As the how-to video opens, Kevin is looking at the combination MIG / stick (arc) welder. “I’m wondering how they got it so darn small,” he says. Despite its size, Longevity’s MIGWeld 250MP has a lot of power and flexibility. It’s a multiple pulse machine with a single pulse and a double pulse – Kevin is still playing around with the double pulse, trying to understand it better.
The control panel is different than many welders. It has nine different presets. It also has a gas test button that lets you purge the gun without wasting any welding wire. There’s a welding current control, as well as a voltage time control for when you are adjusting your pulse parameters. You can choose 2T or 4T, and it also has controls for selecting stick or MIG welding, single pulse, double pulse and controls for changing parameters in the machine.
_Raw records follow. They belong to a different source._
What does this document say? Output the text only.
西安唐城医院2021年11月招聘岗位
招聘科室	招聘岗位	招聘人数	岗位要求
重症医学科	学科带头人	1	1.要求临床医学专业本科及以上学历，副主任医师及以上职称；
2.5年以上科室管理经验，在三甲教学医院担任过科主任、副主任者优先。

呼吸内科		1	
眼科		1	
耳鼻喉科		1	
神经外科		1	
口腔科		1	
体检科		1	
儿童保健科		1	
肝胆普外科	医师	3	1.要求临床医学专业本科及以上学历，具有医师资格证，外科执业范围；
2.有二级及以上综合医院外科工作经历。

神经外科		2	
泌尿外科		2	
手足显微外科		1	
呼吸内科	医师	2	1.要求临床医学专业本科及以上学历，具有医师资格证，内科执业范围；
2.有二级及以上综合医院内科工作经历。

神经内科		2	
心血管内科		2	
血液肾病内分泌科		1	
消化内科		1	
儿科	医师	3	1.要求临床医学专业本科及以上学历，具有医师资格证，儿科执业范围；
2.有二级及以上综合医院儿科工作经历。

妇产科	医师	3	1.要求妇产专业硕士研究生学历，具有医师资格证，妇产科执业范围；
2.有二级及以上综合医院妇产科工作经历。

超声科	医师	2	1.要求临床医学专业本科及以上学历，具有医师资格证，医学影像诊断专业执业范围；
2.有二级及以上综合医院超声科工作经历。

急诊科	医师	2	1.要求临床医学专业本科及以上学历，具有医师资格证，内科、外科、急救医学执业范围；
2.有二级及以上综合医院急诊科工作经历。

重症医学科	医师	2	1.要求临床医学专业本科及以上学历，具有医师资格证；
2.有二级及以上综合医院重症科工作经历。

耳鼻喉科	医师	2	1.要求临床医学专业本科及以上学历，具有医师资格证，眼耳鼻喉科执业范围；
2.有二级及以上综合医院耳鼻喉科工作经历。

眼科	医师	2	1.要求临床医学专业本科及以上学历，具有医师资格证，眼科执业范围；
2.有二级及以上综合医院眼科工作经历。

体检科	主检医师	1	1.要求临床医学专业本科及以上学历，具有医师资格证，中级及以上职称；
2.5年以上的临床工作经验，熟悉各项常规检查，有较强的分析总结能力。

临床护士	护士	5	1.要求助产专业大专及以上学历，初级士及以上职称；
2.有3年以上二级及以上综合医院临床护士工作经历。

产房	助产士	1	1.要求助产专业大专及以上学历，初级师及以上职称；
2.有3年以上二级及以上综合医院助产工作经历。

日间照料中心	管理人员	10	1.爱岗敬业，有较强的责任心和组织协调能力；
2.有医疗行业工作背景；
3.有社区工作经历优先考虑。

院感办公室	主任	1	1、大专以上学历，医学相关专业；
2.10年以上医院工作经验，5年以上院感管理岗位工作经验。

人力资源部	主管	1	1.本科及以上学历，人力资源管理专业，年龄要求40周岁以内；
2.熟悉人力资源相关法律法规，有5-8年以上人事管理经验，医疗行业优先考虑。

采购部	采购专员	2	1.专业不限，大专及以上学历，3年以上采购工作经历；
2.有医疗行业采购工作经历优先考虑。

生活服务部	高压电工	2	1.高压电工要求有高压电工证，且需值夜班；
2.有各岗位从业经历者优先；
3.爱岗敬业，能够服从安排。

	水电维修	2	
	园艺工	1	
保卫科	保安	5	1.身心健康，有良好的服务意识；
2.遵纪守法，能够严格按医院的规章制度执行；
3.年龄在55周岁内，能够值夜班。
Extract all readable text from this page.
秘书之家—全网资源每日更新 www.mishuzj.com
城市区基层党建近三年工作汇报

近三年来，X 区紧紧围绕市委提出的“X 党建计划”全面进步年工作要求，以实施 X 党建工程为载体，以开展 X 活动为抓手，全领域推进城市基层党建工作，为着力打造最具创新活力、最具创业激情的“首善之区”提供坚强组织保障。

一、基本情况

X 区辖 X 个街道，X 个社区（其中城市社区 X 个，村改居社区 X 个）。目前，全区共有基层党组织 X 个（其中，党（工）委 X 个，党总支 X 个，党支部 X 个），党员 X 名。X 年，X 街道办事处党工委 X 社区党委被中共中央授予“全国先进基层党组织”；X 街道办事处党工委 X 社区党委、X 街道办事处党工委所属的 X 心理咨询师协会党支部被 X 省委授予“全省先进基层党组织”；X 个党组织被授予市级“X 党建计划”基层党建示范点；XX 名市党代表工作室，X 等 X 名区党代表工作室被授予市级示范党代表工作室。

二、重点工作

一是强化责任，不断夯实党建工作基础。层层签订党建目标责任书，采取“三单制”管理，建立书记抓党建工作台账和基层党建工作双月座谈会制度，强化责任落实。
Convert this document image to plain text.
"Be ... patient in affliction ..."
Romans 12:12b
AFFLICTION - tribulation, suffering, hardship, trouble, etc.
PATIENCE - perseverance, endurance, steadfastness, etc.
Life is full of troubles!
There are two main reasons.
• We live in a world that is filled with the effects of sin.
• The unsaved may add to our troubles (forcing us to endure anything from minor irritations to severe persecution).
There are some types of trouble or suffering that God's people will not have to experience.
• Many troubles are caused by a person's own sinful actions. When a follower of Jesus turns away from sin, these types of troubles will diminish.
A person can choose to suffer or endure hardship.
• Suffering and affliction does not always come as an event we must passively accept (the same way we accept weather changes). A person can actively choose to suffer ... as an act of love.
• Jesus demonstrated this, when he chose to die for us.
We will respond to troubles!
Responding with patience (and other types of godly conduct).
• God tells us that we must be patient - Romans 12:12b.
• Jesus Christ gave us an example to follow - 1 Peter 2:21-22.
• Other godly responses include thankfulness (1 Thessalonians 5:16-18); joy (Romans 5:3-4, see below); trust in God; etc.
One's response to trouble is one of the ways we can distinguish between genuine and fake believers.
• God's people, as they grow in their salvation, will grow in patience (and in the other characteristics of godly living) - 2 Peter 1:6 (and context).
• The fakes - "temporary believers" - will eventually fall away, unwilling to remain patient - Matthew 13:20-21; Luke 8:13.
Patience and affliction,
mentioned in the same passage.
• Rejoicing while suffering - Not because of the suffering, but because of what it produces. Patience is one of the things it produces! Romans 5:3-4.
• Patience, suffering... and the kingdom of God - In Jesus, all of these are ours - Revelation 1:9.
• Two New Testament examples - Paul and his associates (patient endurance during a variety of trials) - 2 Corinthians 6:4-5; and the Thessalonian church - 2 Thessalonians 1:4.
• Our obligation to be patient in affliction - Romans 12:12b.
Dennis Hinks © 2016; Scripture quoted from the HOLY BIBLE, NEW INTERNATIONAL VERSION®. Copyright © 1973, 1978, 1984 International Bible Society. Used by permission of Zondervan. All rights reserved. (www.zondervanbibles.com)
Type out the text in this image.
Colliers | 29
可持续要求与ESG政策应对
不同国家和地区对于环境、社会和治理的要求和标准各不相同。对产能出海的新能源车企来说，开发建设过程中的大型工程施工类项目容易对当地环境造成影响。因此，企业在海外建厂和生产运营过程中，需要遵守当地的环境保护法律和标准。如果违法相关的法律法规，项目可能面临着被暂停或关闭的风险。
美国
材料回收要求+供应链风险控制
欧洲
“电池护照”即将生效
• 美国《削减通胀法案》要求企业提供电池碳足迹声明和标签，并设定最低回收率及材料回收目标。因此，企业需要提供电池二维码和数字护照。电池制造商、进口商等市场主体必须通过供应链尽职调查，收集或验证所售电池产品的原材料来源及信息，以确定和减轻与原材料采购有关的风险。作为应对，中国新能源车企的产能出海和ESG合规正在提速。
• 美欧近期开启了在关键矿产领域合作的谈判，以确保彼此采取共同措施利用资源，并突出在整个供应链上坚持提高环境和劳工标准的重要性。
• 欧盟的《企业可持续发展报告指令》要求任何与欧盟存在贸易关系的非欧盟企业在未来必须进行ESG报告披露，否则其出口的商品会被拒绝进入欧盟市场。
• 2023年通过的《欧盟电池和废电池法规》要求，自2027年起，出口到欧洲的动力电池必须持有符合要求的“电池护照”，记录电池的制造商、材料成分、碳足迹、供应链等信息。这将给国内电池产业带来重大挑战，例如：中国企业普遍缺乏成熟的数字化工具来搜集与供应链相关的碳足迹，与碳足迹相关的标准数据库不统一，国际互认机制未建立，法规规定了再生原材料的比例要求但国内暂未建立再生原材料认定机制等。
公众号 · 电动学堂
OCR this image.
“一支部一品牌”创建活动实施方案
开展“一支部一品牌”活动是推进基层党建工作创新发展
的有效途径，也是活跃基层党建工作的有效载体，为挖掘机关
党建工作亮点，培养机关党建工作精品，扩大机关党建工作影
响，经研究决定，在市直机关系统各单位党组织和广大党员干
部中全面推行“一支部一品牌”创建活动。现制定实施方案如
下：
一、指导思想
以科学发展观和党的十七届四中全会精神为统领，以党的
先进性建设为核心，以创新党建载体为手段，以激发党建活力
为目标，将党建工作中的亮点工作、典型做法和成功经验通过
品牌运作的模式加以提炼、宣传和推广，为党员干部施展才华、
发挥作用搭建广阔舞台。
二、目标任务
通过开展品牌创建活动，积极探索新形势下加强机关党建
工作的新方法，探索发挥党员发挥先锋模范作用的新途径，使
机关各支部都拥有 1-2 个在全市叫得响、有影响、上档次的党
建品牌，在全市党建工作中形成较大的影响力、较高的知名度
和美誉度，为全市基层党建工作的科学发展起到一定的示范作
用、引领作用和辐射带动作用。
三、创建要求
In the top right corner of the control panel you can select different metals you want to weld by their chemical names. Kevin recognizes “Fe” as steel, but he’s not too sure what the others are yet. There are also presets for different wire diameters from .030 to .060. There’s also a digital display that controls the functions at the top of the panel, which are adjusted with the two knobs on the front of the machine.
Unlike a lot of the welders Kevin sees, this one is a little complex – it takes a little thought to use all of the settings effectively.
Combining MIG with a stick welder (or arc welder) is unusual. Kevin says that Longevity probably did so because a MIG welder of this size can weld up to about 1/2″, and then the stick welder can weld thicker metal.
This welder also has an optional spool gun for welding aluminum as well as a push-pull gun. Kevin shows the latter, comparing it to a standard MIG torch, which relies on the drive rollers inside the welder to push the wire up and out. A push-pull gun has an extra set of drive rollers in it that adds extra power to also pull the wire through. That comes in handy when welding with aluminum or at a long distance – the cable is nice and long. Kevin sees how it could really help when welding, say, up high on beams or, for him, on top of a sculpture. The push-pull gun is also optional.
Inside the welder is a nice metal drive roller assembly that is geared instead of keyed. On the back, this pre-production welder has a barb for the gas hose connection that uses a hose clamp – as does the regulator – although Kevin understands that the production version will have a regular hose fitting. The gas and power connections are on the sides of the machine back so the bottle fits nicely between them. It will also take a bigger gas bottle than Kevin is using. Also on the back is a circuit-breaker style on / off switch.
Finally, it’s time to make some sparks! Kevin is using some 1/8″ steel plate for the base of a sculpture he is creating. The welder is set at 22 volts and 106 amps. This machine does not have a wirefeed adjustment – wirefeed is controlled by the welder depending upon the amperage and voltage. It’s set on 2T MIG, no pulse. With everything set, Kevin lays down a nice long bead.
Longevity’s MIGWeld 250MP is an interesting machine, says Kevin, with the best of both worlds with the MIG and stick welders, without having to have a TIG. You can handle your thinner metals with the MIG, then switch it over to stick for thicker metals.
Currently, this welder is on sale for about $2,200 (regularly $2,500).
(And don’t miss Kevin’s deadpan attempt at stand-up comedy at the end of the video).